Papillary thyroid cancer (PTC) is the main histological type of thyroid cancer and accounts for almost all increased cases worldwide. Patients with PTC exhibit a favorable prognosis, but the fact that PTC is often accompanied by a high prevalence of lymph node metastasis (LNM) means that the overall recurrence-free survival rate in PTC patients is relatively low. Herein, we identified that ID3 expression is subdued in PTC tissues and closely associated with LNM and a poor disease-free survival outcome in PTC patients. The main contributor to this gene repression is the hypermethylation of the CpG island at the promoter of ID3. Besides, we uncovered that a loss of ID3 promotes invasion and migration of PTC cells, while an ectopic overexpression of ID3 inhibits invasion and migration. Mechanistically, ID3 exhibits tumor suppressor functions in PTC cells by interacting with E47 to form heterodimers that prevent E47 binding to CDH1 promoter and maintaining CDH1 transcription and epithelial phenotype in PTC cells. Taken together, our study demonstrates that ID3 plays a tumor suppressor role in PTC and impedes metastasis by inhibiting E47-mediated epithelial to mesenchymal transition.

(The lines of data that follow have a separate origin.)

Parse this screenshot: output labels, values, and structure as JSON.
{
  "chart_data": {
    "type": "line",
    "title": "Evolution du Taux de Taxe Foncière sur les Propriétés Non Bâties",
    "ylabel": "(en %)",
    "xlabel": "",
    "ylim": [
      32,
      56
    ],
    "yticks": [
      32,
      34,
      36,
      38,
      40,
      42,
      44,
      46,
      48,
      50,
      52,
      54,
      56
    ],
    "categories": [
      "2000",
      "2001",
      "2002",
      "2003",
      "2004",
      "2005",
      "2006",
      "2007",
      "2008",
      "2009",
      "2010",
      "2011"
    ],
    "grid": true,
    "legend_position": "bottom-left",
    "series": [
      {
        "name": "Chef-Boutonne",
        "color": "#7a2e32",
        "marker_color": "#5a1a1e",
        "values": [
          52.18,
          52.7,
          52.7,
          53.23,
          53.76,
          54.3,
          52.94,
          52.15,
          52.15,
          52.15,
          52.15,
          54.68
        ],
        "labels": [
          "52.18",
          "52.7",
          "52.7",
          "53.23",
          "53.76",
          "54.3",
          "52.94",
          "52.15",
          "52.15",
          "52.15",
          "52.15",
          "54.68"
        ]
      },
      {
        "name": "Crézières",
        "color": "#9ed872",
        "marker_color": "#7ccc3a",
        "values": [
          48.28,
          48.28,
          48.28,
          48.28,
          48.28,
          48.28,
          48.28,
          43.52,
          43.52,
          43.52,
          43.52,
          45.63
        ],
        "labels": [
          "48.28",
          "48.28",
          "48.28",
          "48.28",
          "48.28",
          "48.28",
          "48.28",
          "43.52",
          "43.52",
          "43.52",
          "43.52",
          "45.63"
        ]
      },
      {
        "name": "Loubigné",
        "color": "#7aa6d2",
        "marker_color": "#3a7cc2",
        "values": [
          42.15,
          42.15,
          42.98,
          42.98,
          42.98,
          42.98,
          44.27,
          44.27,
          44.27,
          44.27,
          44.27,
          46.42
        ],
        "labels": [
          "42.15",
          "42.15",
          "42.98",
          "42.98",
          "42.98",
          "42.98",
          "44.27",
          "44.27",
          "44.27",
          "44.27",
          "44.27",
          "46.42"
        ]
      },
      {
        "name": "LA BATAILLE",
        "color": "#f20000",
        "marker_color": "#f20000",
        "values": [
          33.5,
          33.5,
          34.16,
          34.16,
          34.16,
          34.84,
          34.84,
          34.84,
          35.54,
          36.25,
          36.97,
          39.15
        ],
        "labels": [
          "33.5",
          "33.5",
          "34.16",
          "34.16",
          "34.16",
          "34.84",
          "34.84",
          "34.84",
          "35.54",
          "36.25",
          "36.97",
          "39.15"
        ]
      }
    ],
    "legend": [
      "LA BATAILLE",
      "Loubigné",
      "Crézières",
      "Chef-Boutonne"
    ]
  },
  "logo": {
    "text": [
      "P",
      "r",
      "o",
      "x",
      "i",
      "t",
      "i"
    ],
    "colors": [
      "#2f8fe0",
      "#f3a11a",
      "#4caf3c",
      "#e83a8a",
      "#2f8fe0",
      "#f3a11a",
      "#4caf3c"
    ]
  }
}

甲状腺乳头状癌 (PTC) 是甲状腺癌的主要组织学类型，几乎占全球所有病例增加的原因。PTC 患者的预后良好，但 PTC 常伴有淋巴结转移 (LNM) 的高患病率，这意味着 PTC 患者的总体无复发生存率相对较低。在此，我们发现 ID3 表达在 PTC 组织中受到抑制，并且与 LNM 和 PTC 患者的无病生存结果不佳密切相关。这种基因抑制的主要因素是 ID3 启动子处 CpG 岛的高甲基化。此外，我们发现 ID3 的缺失促进了 PTC 细胞的侵袭和迁移，而 ID3 的异位过表达抑制了侵袭和迁移。从机制上讲，ID3 通过与 E47 相互作用形成异二聚体，阻止 E47 与 CDH1 启动子结合并维持 PTC 细胞中的 CDH1 转录和上皮表型，从而在 PTC 细胞中表现出肿瘤抑制功能。总之，我们的研究表明 ID3 在 PTC 中发挥肿瘤抑制作用，并通过抑制 E47 介导的上皮向间充质转化来阻止转移。